Jean Echenoz, «Je m’en vais» (Minuit, 2000)

Mission très spéciale: récupérer des œuvres d’art dans le Grand Nord. A part dégivrer son freezer à l’aide d’un sèche-cheveux et d’un couteau à pain, Ferrer ne connaît rien du Grand Nord mais sait que pour trouver – et en amour pareil – mieux vaut avoir l’air de ne pas chercher. Incidents avec les chiens de traîneau, cadavre praliné de glace, sphaignes poussant dans les orbites d’un crâne ne nous ramènent que mieux à Paris, à ses 35 000 platanes et ses galeristes en tailleur en aile de ptérodactyle. Ferrer prend juste un verre et il s’en va. Tout comme Echenoz, jamais plus timide ni plus grand, inoculant une potion bizarre, à base de frissons et de silence.

Benjamin Moser, «Pourquoi ce monde (Why This World)», biographie de Clarice Lispector (Des femmes, 2012)

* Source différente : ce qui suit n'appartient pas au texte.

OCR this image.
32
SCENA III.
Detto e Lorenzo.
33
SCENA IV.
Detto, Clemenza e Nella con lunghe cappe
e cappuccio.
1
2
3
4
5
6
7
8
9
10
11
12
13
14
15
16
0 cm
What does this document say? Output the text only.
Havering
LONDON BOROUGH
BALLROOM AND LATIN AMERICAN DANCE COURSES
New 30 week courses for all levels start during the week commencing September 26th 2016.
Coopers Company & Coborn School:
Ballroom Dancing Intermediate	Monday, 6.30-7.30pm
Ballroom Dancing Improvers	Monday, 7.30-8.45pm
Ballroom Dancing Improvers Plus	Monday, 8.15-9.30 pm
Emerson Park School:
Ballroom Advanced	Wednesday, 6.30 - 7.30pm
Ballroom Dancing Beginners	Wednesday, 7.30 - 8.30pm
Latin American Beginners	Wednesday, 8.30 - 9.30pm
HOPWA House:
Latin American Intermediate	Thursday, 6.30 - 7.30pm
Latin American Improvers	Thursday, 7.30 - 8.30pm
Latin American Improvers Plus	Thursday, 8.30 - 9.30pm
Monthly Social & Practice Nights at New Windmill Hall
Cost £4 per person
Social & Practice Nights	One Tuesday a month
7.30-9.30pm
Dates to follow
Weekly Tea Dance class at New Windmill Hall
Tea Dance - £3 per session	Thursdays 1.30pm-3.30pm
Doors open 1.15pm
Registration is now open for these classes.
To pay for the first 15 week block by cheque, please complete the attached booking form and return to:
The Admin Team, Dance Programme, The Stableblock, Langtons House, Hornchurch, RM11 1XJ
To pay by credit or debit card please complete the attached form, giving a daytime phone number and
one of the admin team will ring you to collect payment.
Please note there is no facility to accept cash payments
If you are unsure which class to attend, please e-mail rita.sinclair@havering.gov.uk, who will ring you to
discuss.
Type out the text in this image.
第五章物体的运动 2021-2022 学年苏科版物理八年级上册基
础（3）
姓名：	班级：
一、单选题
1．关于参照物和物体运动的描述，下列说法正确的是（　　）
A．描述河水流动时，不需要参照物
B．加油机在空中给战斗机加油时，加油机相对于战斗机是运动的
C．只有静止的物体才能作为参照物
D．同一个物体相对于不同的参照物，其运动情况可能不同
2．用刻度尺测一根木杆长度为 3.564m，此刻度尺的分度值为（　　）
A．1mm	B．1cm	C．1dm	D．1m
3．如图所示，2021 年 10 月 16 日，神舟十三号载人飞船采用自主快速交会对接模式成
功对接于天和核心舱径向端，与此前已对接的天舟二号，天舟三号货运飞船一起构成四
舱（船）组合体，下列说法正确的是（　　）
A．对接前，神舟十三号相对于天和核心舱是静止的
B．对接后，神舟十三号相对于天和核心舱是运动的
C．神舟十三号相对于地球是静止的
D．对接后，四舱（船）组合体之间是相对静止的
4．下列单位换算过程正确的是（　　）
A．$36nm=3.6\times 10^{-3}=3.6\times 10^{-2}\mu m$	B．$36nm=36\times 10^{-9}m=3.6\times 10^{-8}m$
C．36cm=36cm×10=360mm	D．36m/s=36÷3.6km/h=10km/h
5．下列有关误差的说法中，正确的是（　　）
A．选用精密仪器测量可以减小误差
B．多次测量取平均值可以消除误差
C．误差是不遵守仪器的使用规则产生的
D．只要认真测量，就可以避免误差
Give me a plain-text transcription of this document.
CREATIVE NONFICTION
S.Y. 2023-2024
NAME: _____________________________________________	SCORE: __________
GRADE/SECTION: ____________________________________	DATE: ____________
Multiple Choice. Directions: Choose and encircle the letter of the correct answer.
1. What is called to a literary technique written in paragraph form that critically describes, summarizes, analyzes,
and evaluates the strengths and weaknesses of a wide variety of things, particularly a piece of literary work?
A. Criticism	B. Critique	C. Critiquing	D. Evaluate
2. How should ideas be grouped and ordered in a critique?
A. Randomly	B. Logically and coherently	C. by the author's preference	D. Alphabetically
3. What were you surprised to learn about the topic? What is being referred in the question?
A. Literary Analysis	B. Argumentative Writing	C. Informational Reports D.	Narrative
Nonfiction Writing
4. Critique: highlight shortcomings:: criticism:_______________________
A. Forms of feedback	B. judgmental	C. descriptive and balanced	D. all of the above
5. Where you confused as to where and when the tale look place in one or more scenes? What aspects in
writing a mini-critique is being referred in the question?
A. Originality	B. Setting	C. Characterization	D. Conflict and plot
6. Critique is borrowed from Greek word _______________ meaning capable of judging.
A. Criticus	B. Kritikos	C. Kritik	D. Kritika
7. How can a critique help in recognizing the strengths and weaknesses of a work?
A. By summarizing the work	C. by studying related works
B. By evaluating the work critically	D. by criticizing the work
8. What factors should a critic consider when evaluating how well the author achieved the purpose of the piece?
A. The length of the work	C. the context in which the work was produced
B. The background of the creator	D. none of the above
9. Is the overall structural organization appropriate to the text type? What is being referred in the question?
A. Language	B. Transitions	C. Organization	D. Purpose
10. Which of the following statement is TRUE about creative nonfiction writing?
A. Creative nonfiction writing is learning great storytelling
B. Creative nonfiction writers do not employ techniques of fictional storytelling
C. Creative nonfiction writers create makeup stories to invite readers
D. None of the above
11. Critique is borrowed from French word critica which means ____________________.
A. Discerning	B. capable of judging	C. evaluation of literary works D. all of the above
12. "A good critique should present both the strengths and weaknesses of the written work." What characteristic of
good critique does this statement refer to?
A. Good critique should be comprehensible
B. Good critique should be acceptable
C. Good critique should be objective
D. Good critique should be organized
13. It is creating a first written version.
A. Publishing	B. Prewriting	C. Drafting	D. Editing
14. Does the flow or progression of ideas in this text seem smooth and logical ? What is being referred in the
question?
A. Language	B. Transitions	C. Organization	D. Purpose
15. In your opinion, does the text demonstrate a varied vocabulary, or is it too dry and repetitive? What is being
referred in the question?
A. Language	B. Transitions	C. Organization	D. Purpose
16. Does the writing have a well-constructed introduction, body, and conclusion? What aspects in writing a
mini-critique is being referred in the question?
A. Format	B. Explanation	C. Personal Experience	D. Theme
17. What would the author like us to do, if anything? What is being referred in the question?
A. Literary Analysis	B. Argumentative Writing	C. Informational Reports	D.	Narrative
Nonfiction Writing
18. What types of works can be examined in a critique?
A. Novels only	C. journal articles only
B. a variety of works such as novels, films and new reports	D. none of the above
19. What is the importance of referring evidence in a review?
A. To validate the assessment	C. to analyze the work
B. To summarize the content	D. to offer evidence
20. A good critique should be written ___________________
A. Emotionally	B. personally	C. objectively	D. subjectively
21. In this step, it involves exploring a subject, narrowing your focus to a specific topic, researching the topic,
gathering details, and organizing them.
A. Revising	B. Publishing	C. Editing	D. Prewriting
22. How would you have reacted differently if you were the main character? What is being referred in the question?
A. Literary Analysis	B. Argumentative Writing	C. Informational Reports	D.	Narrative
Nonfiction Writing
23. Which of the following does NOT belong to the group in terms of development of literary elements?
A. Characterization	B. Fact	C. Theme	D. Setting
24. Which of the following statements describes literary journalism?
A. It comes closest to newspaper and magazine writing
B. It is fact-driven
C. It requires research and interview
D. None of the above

Ukrainienne emmenée miraculeusement, à l’âge de 2 mois, au Brésil par ses parents juifs, Clarice Lispector décédera à 57 ans à Rio, 13 livres plus tard, promue princesse de la langue portugaise. Des débuts à la Sagan. Physiquement à tomber par terre, féline aux yeux en amande, bouche dangereuse, et des doigts, des doigts si longs… Clarice se cache le visage derrière ces doigts-là, sur la version originale de la biographie que lui consacre Benjamin Moser. Extraordinaire reconstitution, la plus saisissante que j’aie jamais pu lire: cœur farouche de cette errante qui a désappris à taxer en bien et en mal, et dont l’œil… on va derrière, on vous invite dedans, là où tremble la gélatine et où se forment les larmes. Ecriture heurtée, à damner ses traducteurs essayant toujours d’ôter les épines au cactus, elle, l’auteur du Mystère du lapin pensant, écrit pour son fils aîné, Pedro. Ah, cette humilité de paysanne derrière ce maintien de reine… Maman, je suis triste. Pourquoi? Parce qu’il fait nuit et que je t’aime.


Profil

Corinne Desarzens est l’auteure de plus de 20 titres, romans, récits et chroniques. En 2017 sont parus trois livres dont Honorée Mademoiselle et Le soutien-gorge noir (L’Aire). Elle vit à Lausanne.